Setiap kali ia tersenyum, ada saja yang mengomentarinya. Ihhh... imutnya!
Perlahan namun pasti, disrutupnya kopi itu. Lidahnya menjulur keluar. Mulutnya
komat-kamit layaknya seorang dukun membaca mantra yang berlagak mengobati
pasien.
“Mengapa
Jo? Lidahmu terbakar? Siapa suruh terlalu panas. Bukankah saya sudah bilang,
campur setengah air dingin!” Parjo tampak sedikit kesal, namun ia hanya tertawa
kecil. Mereka terlihat sumringah. Rasa bahagia nampak menyelimuti. Bak selimut
yang menutup dinginnya badan karna cuaca yang dingin seperti Eropa yang
terdapat musim salju. Boleh dikatakan mereka memang akrab. Mereka yang satu
kelas seakan tak terpisah. Kalau pagi Parjo menghampiri Paijo, kemudian
berangkat bersama-sama. Senantiasa Paijo menumpang kendaraan Parjo jika hendak
berangkat kuliah. Sebuah rutinitas yang senantiasa Parjo lakukan sudah menjadi
bagian dari hidup Paijo itu sendiri. Namun, terkadang Paijo selalu dibuat kesal
oleh Parjo. Bukan masalah gesekan semacam pertengkaran atau bercanda yang
berlebih dan yang sepele. Parjo terkenal rajin bolos kuliah, sementara Paijo
tidak. Maka tak heran jika Paijo selalu saja mengomel pada Parjo. Sebuah bentuk
perhatian yang ingin ditunjukkan pada Parjo. Bahkan sampai Paijo lelah, bosan
ketika baru berapa jam ia memberikan petuah ke Parjo dan ia tak menghindahkan. Apa
boleh buat, Paijo hanya bisa mengelus dada.
“Kenapa
kemarin tidak masuk lagi, Cuk? Keparat! Bangsat! Bocah sedeng,” teriak Parjo
dengan lantangnya. Matanya tak berhenti menatap wajah Parjo.
Parjo diam. Ia masih santai bermain
smartphonenya. Sudah sering Parjo mendengar istilah itu. Lagi dan lagi, tak
terhitung berapa kalinya. Parjo menenggak segelas kopi. Gluk..gluk, gluk..
terdengar dari tenggorokannya. Rasa hausnya seperti hidup di padang pasir yang
kering kerontang dan panas. Padahal hanya secangkir kopi.
“Maaf
Cuk.., ketiduran saya. Mau mandi udah keburu siang,” mulutnya cengar-cengir
menatap Paijo.
“Lah
gak apa-apa Jo, pak dosen yang satu itu gak bakalan marah kok. Telat rapopo, asal jangan bolos,” Paijo
cemberut kesal pada Parjo. Bukan hanya Parjo yang rajin bolos kuliah, teman
Paijo yang satunya juga ikut-ikutan penyakitnya Parjo, Arjuna namanya. Cukup
disayangkan, waktu itu Arjuna tidak mampir ke kost Paijo. Arjuna sendiri
merupakan teman sekelas Paijo dan termasuk salah satu lelaki ganteng di kelas D.

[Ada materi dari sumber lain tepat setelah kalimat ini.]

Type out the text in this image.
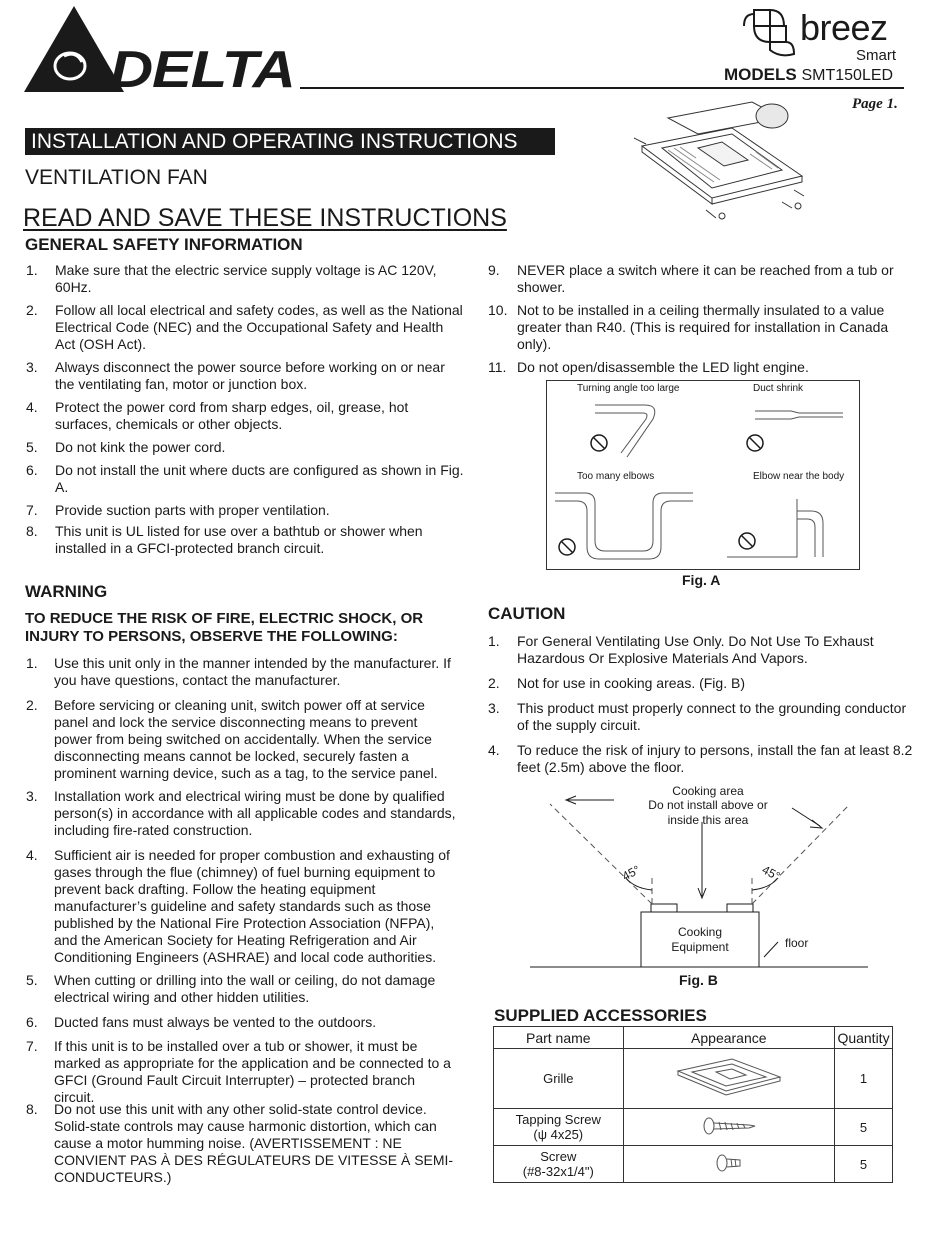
DELTA
breez
Smart
MODELS SMT150LED
Page 1.
INSTALLATION AND OPERATING INSTRUCTIONS
VENTILATION FAN
READ AND SAVE THESE INSTRUCTIONS
GENERAL SAFETY INFORMATION
1. Make sure that the electric service supply voltage is AC 120V, 60Hz.
2. Follow all local electrical and safety codes, as well as the National Electrical Code (NEC) and the Occupational Safety and Health Act (OSH Act).
3. Always disconnect the power source before working on or near the ventilating fan, motor or junction box.
4. Protect the power cord from sharp edges, oil, grease, hot surfaces, chemicals or other objects.
5. Do not kink the power cord.
6. Do not install the unit where ducts are configured as shown in Fig. A.
7. Provide suction parts with proper ventilation.
8. This unit is UL listed for use over a bathtub or shower when installed in a GFCI-protected branch circuit.
9. NEVER place a switch where it can be reached from a tub or shower.
10. Not to be installed in a ceiling thermally insulated to a value greater than R40. (This is required for installation in Canada only).
11. Do not open/disassemble the LED light engine.
Turning angle too large	Duct shrink
Too many elbows	Elbow near the body
Fig. A
WARNING
TO REDUCE THE RISK OF FIRE, ELECTRIC SHOCK, OR INJURY TO PERSONS, OBSERVE THE FOLLOWING:
1. Use this unit only in the manner intended by the manufacturer. If you have questions, contact the manufacturer.
2. Before servicing or cleaning unit, switch power off at service panel and lock the service disconnecting means to prevent power from being switched on accidentally. When the service disconnecting means cannot be locked, securely fasten a prominent warning device, such as a tag, to the service panel.
3. Installation work and electrical wiring must be done by qualified person(s) in accordance with all applicable codes and standards, including fire-rated construction.
4. Sufficient air is needed for proper combustion and exhausting of gases through the flue (chimney) of fuel burning equipment to prevent back drafting. Follow the heating equipment manufacturer’s guideline and safety standards such as those published by the National Fire Protection Association (NFPA), and the American Society for Heating Refrigeration and Air Conditioning Engineers (ASHRAE) and local code authorities.
5. When cutting or drilling into the wall or ceiling, do not damage electrical wiring and other hidden utilities.
6. Ducted fans must always be vented to the outdoors.
7. If this unit is to be installed over a tub or shower, it must be marked as appropriate for the application and be connected to a GFCI (Ground Fault Circuit Interrupter) – protected branch circuit.
8. Do not use this unit with any other solid-state control device. Solid-state controls may cause harmonic distortion, which can cause a motor humming noise. (AVERTISSEMENT : NE CONVIENT PAS À DES RÉGULATEURS DE VITESSE À SEMI-CONDUCTEURS.)
CAUTION
1. For General Ventilating Use Only. Do Not Use To Exhaust Hazardous Or Explosive Materials And Vapors.
2. Not for use in cooking areas. (Fig. B)
3. This product must properly connect to the grounding conductor of the supply circuit.
4. To reduce the risk of injury to persons, install the fan at least 8.2 feet (2.5m) above the floor.
Cooking area
Do not install above or
inside this area
45°	45°
Cooking
Equipment	floor
Fig. B
SUPPLIED ACCESSORIES
Part name	Appearance	Quantity
Grille		1

Tapping Screw
(ψ 4x25)		5

Screw
(#8-32x1/4")		5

Parasnya yang cakep nan putih, rambut gondrongnya juga mendukung penampilannya.
Tapi.., ia sebelas dua belas dengan Parjo. Bedanya, Arjuna masih lebih baik
ketimbang Parjo kalau masalah presensi absen. Yah, meski di kelas kedua lelaki
ini suka bercanda, jarang mencatat apa saja yang diterangkan oleh dosennya.
Bersama tablet merek Samsung, ia asik dengan dunianya sendiri. Tak jarang juga
ia meminta bantuan kepada Paijo. Masalah tugas kampus yang rumit membuat Arjuna
mau tidak mau berharap kepada Paijo. Memang benar antar teman satu dengan teman
yang lainnya harus selalu membantu, prinsip Paijo pun begitu. Setelah mendengar
ocehan Paijo, Parjo mengambil satu batang rokok, disulutnya rokok tersebut.
Asapnya membumbung tinggi memenuhi ruang kost sempit milik Paijo. Sambil
menutup hidungnya, Paijo menyalakan kipas angin berukuran kecil. Mungkin Paijo
merasa kepanasan, maklum Yogyakarta terbilang panas.
Entah pagi, siang atau malam sekalipun, ia selalu menyalakan kipasnya. Kadang juga ia lepas bajunya. Namun begitu, dengan angin semilir tersebut akan cepat membuat sekujur badan Paijo segar kembali.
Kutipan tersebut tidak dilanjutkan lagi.